Master's Thesis HU Xiaolin

 

Optimal Design of Decentralized Energy Conversion Units for Smart Microgrids

In this thesis, a mixed integer linear programming (MILP) model is created for optimal design (i.e..
technology selection and sizing, scheduling) of microgrid that meets the electricity and heat demand
of a cluster of residential buildings. The objective of the model is minimizing annual costs
which comprise the investment as well as demand- and operation-related costs. The model of
centralized approach is formulated as a whole large scale MILP. It is reformulated based on the
Dantzing-Wolfe decomposition method into a decentralized approach and solved by column generation
algorithm. The results of decentralized approach are compared with the centralized approach
which is used as a benchmark to assess the performance of decentralized approach.
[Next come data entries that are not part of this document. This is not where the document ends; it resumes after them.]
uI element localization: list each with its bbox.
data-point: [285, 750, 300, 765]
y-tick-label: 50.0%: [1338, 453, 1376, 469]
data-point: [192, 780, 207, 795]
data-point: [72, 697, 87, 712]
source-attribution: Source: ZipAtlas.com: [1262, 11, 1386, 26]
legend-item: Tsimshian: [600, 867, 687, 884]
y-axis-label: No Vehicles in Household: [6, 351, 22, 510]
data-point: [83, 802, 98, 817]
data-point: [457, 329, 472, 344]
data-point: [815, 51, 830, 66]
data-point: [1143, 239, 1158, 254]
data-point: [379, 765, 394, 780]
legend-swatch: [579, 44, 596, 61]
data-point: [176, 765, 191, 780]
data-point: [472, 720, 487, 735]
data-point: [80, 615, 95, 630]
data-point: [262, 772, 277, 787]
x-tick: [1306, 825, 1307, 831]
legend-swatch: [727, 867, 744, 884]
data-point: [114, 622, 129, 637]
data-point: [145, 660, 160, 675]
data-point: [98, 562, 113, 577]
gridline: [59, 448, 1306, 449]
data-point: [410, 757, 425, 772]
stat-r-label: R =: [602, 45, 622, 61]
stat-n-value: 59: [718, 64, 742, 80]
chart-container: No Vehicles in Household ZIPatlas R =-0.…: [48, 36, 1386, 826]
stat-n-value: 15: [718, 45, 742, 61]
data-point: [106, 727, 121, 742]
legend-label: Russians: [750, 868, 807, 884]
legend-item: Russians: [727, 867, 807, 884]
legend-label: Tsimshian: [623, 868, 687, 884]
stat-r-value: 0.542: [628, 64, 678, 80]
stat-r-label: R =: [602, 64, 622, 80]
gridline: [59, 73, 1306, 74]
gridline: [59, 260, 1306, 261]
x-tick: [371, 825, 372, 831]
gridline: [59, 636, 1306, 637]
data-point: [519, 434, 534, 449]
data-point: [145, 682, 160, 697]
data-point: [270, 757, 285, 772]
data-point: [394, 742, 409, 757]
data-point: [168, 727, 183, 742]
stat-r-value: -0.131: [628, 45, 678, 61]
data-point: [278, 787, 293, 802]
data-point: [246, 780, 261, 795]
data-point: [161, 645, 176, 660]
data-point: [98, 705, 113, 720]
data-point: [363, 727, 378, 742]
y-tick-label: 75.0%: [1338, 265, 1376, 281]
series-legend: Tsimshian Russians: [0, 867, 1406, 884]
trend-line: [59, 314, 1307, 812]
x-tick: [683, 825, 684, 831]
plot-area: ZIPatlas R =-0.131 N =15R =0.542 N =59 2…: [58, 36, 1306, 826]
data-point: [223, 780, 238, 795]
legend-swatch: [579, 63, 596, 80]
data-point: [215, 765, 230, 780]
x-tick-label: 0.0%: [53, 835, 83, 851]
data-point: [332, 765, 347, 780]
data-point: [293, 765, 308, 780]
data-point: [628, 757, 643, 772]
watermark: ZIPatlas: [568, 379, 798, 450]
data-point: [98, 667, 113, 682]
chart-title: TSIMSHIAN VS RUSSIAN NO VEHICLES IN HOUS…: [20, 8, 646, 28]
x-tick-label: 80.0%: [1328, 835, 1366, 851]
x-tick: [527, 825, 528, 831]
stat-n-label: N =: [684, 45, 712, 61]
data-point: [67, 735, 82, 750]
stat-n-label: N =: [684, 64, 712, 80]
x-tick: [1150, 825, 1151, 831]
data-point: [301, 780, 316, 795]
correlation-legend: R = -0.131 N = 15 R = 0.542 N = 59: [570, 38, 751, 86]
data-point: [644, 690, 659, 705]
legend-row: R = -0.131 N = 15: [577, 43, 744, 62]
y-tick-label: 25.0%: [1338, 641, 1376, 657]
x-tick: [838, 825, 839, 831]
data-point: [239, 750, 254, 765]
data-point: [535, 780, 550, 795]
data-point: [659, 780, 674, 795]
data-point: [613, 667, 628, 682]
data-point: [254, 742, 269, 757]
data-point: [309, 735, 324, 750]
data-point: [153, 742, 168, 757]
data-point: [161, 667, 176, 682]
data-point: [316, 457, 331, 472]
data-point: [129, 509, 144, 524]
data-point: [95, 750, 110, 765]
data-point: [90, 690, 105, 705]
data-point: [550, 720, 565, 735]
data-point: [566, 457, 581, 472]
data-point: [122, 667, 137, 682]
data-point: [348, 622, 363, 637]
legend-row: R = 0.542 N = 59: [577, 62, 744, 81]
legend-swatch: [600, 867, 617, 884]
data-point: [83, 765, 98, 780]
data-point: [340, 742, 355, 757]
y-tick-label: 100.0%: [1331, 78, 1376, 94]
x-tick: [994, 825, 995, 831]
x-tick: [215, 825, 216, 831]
The comparison
is done for 4 scenarios with 3-12 buildings. Then the results of decentralized approach for
concept with microgrid are compared with the results of concept without microgrid to research the
economic and environmental impact of themicrogrid concept.
The results show that the centralized approach provides best coordination with a limited extendability.
The decentralized approach delivers a slightly lower but still good coordination within a
proximate runtime and can be applied to calculate large-scale microgrid. The results also shows
that the microgrid concept provides relatively good economical and environmental performance
for large-scale neighborhood and buildings with high demand.